Things to Think about while doing this exercise

  1. Keep core engaged.
  2. Keep your eyes on the weight.
  3. Keep weight stacked over shoulder throughout the exercise.

This exercise really challenges the proprioception of your shoulder girdle while increasing thoracic spine and hip mobility, two places most of us need more mobility. The Arm Bar also really works the core, because you really need the core engaged to keep the shoulders working in unison with the hips.

**Quick note: only roll as far as you can with your chest towards the ground, do not move into places that do not feel good or that are painful.
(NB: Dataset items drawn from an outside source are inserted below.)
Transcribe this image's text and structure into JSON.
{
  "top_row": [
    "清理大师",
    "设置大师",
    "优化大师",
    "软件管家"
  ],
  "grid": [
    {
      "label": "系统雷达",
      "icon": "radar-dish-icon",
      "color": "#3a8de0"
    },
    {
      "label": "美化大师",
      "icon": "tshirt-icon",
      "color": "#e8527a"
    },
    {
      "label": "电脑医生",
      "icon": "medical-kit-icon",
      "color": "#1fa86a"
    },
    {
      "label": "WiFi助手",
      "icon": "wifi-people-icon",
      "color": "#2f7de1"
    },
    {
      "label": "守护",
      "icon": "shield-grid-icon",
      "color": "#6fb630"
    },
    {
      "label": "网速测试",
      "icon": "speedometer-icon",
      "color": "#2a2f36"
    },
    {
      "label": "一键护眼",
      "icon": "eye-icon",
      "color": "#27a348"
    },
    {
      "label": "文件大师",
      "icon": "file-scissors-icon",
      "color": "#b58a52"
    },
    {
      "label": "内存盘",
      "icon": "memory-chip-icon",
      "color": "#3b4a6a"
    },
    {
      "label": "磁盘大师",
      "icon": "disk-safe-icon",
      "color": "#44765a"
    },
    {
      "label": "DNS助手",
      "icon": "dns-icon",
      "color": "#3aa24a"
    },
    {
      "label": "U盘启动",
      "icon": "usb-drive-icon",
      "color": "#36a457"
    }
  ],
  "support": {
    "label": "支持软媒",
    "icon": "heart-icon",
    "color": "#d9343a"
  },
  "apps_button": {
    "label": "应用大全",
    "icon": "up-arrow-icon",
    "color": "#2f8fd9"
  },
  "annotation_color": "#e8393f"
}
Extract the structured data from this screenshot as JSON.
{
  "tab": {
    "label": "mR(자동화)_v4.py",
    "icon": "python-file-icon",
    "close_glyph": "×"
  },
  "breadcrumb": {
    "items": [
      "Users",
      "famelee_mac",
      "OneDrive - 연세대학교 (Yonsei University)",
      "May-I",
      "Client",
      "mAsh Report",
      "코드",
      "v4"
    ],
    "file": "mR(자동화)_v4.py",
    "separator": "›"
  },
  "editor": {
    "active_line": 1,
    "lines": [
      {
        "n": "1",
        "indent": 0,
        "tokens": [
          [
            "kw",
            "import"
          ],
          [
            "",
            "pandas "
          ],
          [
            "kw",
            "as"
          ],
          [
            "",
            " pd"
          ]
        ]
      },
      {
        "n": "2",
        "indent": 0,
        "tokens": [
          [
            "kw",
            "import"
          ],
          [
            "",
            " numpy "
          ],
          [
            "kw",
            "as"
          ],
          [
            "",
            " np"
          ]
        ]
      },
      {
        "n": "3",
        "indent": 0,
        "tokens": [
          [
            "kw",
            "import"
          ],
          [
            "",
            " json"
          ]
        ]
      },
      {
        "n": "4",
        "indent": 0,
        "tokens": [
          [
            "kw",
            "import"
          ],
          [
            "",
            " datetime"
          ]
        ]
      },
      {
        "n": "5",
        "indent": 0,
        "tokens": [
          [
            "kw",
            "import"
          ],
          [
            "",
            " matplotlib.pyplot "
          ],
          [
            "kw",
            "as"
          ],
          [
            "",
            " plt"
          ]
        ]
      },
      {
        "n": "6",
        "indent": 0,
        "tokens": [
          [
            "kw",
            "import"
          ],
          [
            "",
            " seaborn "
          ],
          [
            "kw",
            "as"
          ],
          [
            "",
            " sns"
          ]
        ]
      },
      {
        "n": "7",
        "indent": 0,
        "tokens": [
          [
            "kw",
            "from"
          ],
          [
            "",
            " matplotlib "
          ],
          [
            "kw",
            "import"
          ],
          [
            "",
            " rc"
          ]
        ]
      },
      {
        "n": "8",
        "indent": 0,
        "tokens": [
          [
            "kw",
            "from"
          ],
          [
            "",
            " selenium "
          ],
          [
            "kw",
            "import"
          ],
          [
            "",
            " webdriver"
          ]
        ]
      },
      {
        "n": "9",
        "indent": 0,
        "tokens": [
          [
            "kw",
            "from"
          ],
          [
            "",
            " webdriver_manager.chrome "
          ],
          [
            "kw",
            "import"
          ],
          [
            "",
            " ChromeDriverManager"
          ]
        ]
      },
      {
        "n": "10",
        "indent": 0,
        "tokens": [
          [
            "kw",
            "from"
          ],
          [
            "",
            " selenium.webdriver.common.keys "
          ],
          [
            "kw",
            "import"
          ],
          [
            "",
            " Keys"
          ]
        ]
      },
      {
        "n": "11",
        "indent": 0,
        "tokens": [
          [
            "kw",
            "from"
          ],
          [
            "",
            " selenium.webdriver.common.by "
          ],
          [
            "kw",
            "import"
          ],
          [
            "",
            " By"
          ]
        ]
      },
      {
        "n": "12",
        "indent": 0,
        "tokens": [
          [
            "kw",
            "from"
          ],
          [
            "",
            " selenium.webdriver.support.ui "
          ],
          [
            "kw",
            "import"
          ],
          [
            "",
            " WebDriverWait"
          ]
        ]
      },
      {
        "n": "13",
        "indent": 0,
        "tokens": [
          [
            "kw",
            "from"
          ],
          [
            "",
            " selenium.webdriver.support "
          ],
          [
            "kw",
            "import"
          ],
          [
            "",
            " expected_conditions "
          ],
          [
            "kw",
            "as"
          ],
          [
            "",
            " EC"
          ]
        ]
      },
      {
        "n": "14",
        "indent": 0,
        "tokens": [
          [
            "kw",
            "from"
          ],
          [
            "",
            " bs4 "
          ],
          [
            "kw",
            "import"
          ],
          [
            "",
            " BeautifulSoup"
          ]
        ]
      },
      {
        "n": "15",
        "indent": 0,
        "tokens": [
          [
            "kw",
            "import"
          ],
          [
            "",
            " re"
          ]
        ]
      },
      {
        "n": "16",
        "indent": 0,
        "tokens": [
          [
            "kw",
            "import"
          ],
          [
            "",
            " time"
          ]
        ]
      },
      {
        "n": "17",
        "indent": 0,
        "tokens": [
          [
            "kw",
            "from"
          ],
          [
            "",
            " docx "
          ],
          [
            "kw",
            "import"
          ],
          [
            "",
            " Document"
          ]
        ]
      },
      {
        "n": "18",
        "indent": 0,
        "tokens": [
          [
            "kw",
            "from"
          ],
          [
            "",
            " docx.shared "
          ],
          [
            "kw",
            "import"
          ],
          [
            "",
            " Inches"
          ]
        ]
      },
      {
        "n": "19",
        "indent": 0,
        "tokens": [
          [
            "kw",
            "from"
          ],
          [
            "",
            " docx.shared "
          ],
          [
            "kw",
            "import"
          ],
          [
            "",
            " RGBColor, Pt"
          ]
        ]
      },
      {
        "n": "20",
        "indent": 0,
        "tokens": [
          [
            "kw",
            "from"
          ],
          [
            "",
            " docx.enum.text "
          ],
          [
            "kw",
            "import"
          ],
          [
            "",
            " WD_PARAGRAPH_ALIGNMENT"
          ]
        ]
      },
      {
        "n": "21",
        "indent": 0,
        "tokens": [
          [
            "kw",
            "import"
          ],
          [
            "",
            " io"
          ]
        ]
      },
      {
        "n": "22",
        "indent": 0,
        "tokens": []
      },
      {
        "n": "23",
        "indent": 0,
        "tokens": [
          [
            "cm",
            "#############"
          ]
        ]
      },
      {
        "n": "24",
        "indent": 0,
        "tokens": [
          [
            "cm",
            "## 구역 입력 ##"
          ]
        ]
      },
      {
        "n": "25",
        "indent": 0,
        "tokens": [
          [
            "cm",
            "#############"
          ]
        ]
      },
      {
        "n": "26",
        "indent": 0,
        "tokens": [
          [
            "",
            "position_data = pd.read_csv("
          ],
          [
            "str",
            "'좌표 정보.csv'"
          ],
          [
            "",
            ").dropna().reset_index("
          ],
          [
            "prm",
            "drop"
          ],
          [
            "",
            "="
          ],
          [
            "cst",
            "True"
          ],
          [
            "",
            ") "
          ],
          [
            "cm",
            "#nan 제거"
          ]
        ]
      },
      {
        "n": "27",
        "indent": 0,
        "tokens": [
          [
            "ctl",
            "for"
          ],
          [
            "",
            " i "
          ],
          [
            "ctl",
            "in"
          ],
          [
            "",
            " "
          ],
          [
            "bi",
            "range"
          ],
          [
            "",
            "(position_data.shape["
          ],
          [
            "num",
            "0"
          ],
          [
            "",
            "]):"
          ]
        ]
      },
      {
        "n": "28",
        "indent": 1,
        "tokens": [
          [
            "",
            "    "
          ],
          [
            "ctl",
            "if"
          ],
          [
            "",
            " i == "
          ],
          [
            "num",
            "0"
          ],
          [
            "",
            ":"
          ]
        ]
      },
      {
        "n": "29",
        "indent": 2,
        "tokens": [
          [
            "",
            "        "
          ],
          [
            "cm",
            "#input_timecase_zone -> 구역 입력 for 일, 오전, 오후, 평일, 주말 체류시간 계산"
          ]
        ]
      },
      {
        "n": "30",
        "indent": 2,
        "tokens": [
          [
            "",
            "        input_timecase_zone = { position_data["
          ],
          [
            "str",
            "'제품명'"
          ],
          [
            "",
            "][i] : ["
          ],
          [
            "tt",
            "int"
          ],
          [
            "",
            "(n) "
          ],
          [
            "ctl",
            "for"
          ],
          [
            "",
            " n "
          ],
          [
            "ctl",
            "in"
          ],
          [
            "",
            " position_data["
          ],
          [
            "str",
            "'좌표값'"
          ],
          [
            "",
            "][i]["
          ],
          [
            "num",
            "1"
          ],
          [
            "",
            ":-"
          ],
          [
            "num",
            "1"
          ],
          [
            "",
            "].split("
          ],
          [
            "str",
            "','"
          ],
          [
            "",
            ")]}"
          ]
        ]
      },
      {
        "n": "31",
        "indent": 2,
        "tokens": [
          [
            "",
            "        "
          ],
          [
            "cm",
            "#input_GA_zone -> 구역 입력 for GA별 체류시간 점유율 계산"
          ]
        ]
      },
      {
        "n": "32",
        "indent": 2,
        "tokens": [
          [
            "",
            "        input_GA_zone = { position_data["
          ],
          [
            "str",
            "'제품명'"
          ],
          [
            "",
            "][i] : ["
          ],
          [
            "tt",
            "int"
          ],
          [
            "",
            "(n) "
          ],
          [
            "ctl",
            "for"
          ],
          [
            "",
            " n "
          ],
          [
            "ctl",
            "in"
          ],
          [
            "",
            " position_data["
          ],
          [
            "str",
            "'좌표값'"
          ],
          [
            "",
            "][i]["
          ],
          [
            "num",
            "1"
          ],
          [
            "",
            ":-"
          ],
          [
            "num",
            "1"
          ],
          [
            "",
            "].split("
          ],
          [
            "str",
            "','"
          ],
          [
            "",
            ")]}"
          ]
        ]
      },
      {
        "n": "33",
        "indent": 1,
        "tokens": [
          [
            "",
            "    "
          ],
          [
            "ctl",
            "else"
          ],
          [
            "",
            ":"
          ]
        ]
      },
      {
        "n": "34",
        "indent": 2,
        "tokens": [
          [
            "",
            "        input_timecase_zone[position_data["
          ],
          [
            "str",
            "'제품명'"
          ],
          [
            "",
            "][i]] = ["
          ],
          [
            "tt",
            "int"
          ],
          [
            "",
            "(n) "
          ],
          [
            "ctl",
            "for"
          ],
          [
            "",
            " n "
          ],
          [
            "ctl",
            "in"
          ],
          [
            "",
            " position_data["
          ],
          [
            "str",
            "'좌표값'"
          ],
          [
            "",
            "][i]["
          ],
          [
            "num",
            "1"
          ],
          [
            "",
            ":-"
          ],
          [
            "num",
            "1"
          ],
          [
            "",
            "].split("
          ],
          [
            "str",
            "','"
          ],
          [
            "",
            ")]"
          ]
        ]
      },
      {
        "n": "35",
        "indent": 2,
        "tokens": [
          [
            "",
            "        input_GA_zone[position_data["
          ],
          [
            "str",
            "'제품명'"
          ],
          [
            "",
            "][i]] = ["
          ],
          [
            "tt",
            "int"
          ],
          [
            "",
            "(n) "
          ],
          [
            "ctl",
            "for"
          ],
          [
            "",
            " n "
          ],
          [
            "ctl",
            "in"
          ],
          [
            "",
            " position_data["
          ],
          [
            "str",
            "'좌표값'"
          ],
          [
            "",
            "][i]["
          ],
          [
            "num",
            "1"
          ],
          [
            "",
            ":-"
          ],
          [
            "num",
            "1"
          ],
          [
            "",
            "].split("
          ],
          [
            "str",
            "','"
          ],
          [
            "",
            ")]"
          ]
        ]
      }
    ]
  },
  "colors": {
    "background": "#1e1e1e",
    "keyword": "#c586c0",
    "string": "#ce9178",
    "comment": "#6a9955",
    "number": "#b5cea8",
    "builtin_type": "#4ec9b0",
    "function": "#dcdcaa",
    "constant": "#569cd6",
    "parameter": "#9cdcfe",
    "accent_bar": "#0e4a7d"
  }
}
If you feel pain you should have a medical professional look at it and find out what the cause of the pain is. Because although these are good exercises to build strong and stable shoulders and core, you should not be working in pain or trying to self treat without knowing what specifically the issue is. So please, please have those things checked out-that goes for any pain.

Progression for the Arm Bar

1/4 Get-up: Before you start: Just like with the Arm Bar, try this with a yoga block or shoe on the palm of your hand or fist to ensure you understand the movement pattern before you add a weight.

The set up is mostly the same. Lie on your side, as you did above to grab the weight and roll to back. Pack your shoulder and press the weight up so that your wrist is in a neutral position and the weight and wrist is stacked over the shoulder. Keep your eye on the weight. Lie with one leg bent and one leg straight and out at about a 45 degree angle from your body. The arm not holding the weight will be out to the side at an angle that is about parallel with the straight leg.


  1. Keep core engaged.
  2. Keep your eyes on the weight.
  3. Keep weight stacked over the shoulder throughout the exercise.
  4. Keep the straight leg on the floor throughout the whole exercise and be mindful not to have the bend knee fall inwards.
  5. Press out of the bottom shoulder when in the ‘up’ position.

progression of the 1/4 Get up

The Arm Bar and the 1/4 Get-up both seem really simple but there’s actually a lot going on in both of these exercises. Stabilizing a load up over your body requires a ton of activation in the all the muscles around your shoulder girdle (especially your rotator cuff) and your core…not to mention the requirement for good mobility through your thoracic spine! And then, even with all of that just to hold the weight in place, you now have to move your body! This turns each of these exercises into a huge mobility and dynamic stability challenge!